Some HP resellers concede that the company has difficulties adjusting to the consumer market it's trying to serve, but they remain confident that the company will work out any problems. After all, HP has logged perhaps the most consistently profitable results, quarter after quarter, of any computer manufacturer. VGE Computer Products, a $15 million value-added reseller based in Rochester, N.Y., has dealt with the manufacturer for 13 years and now sells and services HP products exclusively. Karen Robb, VGE's marketing manager, said HP has "aggressively taken steps to compete" in the corporate market.

If at first you don't succeed...

HP first manufactured personal computers in 1986 when it came out with the 286 Vectra computer, but not until five years later did the firm make a serious push into the PC market. In 1991, after significant redesign, HP tried to penetrate the commercial PC market with the Vectra line. The Palo Alto, Calif., firm tried to leverage its strong base of laser printer resellers to bring the PCs to market. HP tried to compel resellers who wanted to be authorized to carry its laser printers and its PCs, but many resellers turned to Brother, Okidata and other printer vendors that did not have that requirement. Since HP's lineup of PCs had weak customer demand, few resellers wanted to carry HP when ALR, Apple, AST and IBM already had strong sales.

That changed in late 1994. Realizing the consumer market represented the fastest-growing segment in the computer industry, HP launched a three-month pilot program for consumer PCs with Circuit City Stores Inc., a Richmond, Va.-based chain of electronic superstores. HP solicited feedback from consumers, and it improved its operating system shell, which serves as an interface with the customer, and made other changes.

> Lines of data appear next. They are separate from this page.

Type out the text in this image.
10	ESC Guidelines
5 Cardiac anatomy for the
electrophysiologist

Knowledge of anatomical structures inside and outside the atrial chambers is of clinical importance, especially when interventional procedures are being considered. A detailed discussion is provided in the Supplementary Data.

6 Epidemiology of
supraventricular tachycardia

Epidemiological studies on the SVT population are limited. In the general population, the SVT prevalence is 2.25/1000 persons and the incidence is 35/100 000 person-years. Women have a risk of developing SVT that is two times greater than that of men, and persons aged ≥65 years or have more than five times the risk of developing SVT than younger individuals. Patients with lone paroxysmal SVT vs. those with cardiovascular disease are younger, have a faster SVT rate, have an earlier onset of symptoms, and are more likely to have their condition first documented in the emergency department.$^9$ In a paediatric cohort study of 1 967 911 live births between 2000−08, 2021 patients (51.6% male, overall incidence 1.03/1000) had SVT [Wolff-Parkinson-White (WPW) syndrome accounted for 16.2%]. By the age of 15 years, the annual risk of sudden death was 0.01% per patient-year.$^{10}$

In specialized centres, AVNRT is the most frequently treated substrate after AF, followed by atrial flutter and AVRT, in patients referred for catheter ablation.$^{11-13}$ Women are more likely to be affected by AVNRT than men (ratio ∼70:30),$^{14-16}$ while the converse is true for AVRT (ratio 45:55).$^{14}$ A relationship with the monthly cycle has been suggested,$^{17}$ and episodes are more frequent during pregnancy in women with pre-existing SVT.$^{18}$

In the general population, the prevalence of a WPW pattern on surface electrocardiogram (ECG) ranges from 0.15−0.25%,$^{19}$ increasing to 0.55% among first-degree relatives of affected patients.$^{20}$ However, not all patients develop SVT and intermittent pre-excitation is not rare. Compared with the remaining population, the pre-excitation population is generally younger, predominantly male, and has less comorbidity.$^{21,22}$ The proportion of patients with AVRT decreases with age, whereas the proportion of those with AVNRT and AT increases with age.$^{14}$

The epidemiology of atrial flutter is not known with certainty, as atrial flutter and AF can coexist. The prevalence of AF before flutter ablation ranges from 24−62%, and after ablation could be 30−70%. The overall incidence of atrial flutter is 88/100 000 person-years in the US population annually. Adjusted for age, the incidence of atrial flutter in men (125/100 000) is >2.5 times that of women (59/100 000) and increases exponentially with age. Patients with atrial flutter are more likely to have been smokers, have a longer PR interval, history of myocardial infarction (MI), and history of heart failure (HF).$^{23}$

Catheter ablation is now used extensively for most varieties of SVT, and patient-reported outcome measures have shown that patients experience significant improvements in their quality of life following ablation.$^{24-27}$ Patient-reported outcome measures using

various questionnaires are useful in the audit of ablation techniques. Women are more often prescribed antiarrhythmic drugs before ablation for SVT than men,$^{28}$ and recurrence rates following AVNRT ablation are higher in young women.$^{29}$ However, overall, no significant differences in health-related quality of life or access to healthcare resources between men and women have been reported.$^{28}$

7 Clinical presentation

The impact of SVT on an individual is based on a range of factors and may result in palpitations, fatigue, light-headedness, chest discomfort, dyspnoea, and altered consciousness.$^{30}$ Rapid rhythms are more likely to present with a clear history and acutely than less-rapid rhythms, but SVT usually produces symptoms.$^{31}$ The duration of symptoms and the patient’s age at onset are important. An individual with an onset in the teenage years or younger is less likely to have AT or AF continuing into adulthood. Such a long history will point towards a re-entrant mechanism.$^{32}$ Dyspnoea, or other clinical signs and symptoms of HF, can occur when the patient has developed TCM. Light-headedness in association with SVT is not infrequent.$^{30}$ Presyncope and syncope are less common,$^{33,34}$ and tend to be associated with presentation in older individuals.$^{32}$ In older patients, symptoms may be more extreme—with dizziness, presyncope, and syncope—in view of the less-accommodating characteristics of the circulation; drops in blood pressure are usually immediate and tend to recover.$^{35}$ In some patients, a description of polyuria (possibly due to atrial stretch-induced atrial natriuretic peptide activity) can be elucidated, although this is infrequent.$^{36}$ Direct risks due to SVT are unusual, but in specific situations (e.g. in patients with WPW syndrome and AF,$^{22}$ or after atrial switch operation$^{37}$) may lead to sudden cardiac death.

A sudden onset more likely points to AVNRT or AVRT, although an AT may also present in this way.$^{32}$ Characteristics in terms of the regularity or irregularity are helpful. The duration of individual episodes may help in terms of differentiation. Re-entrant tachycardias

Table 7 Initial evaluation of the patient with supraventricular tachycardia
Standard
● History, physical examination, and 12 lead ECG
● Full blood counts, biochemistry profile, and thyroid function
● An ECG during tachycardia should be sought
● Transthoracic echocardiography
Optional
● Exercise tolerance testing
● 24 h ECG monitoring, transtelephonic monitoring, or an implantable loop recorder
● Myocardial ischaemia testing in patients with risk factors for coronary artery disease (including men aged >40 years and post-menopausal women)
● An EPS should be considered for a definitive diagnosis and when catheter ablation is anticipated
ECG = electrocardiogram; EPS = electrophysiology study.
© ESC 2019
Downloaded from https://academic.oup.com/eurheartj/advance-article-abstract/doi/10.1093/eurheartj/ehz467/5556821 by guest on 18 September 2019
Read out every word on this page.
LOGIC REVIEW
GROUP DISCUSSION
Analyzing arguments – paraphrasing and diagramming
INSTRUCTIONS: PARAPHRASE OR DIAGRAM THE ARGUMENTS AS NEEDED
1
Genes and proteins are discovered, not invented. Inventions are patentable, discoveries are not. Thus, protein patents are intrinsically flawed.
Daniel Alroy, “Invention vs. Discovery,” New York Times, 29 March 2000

Apple and IBM opened another window of opportunity for $25 billion HP by underestimating customer demand. So HP turned up its production lines while Apple and IBM had backlogs of unfilled orders.

Rodney Schrock, Compaq's vice president for desktop marketing, predicts that HP will hold a 3- to 5 percent market share in the U.S. consumer market in 1995. "HP is probably the only major new entrant this year, and long term they look like a very strong, viable competitor.